Researchers from the University of Illinois at Urbana-Champaign, together with three other institutions, have found a natural agent that is showing promise blocking metastasis of cancer cells and enhancing wound healing.

The agent, called anastellin, comes from an adhesion protein called fibronectin found in the extracellular matrix surrounding cells. Crystallography, atomic-force microscopy, and advanced computer modeling let researchers sort the chemical structure and mechanical strength of fibronectin proteins that glue together cells in mammalian body tissues.

The fibronectin has special mechanical properties. "For example, when stretched mechanically, it extends in two stages, first to about one-third of its total length, then to full length, or about 10 times its initial size," says Klaus Schulten, director of theoretical and computational biophysics group at the Beckman Institute for Advanced Science and Technology.

Fibronectin modules have a two-sheet sandwich structure.
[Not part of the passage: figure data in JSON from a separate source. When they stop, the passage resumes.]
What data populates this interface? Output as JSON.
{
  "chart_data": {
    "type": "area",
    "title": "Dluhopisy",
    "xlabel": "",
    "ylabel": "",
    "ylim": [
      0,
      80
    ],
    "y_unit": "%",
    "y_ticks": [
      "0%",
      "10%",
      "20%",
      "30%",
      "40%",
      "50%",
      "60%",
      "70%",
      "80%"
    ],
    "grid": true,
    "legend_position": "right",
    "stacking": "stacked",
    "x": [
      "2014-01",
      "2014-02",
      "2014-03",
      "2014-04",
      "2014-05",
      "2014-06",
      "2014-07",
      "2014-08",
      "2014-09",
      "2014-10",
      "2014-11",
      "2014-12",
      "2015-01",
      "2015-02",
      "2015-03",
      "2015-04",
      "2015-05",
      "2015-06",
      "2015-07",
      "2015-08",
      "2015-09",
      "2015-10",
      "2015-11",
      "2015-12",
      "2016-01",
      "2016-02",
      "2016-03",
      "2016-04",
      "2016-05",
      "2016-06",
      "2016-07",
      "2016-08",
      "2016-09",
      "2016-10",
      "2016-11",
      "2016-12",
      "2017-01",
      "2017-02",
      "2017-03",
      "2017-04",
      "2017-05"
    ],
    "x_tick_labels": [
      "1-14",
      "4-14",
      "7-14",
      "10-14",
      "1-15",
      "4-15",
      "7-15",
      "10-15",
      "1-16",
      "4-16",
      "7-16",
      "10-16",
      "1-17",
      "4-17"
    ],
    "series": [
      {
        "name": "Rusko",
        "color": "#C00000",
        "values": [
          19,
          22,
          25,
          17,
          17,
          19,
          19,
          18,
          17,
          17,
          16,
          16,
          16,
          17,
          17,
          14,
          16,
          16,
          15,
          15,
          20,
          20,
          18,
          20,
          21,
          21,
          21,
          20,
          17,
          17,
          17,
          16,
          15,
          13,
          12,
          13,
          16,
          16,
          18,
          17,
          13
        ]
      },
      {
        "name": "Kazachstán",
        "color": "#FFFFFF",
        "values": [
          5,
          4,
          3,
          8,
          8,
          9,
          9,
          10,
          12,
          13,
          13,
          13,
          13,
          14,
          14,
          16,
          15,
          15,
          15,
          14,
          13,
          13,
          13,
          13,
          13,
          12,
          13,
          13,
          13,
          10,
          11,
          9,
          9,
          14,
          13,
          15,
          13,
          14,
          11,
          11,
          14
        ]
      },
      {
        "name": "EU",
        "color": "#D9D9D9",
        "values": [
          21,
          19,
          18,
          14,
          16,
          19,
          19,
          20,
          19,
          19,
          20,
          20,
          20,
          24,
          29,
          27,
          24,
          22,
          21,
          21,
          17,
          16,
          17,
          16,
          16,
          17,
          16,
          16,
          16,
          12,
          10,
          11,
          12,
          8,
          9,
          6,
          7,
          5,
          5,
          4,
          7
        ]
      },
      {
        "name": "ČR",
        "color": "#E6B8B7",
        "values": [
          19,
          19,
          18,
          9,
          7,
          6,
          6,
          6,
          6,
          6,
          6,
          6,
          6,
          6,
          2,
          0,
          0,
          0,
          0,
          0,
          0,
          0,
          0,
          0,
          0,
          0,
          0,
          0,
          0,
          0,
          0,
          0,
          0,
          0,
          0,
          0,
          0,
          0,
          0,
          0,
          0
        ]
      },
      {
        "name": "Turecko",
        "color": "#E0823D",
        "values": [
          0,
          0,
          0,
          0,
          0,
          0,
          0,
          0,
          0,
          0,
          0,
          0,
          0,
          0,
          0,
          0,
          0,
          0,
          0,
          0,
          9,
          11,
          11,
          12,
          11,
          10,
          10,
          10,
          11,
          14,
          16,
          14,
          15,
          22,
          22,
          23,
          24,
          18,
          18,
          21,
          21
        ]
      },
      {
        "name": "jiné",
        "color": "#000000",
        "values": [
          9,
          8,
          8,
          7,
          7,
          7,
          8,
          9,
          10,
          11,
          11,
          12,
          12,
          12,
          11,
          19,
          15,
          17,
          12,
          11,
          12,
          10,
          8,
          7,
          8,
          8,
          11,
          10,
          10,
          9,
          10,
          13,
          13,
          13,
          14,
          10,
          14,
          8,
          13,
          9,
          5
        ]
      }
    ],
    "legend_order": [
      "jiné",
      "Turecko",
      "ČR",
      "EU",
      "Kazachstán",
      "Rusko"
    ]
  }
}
But one of the sheets in a type of fibronectin called 3-1 is much stronger. "It is mainly this strong sheet that is anestellin, and it stabilizes the stretching intermediate by refusing to unravel," says Viola Vogel, professor of bioengineering and director of nanotechnology at the University of Washington, Seattle. "Cells can apply enough mechanical force to the surrounding extracellular matrix to unravel fibronectin type-three modules," she adds. "The stretching of 3-1 unmasks the buried anestellin and it appears to restrict the motion of cancer cells, in effect creating strong jail bars that hold the cancerous inmates from moving freely."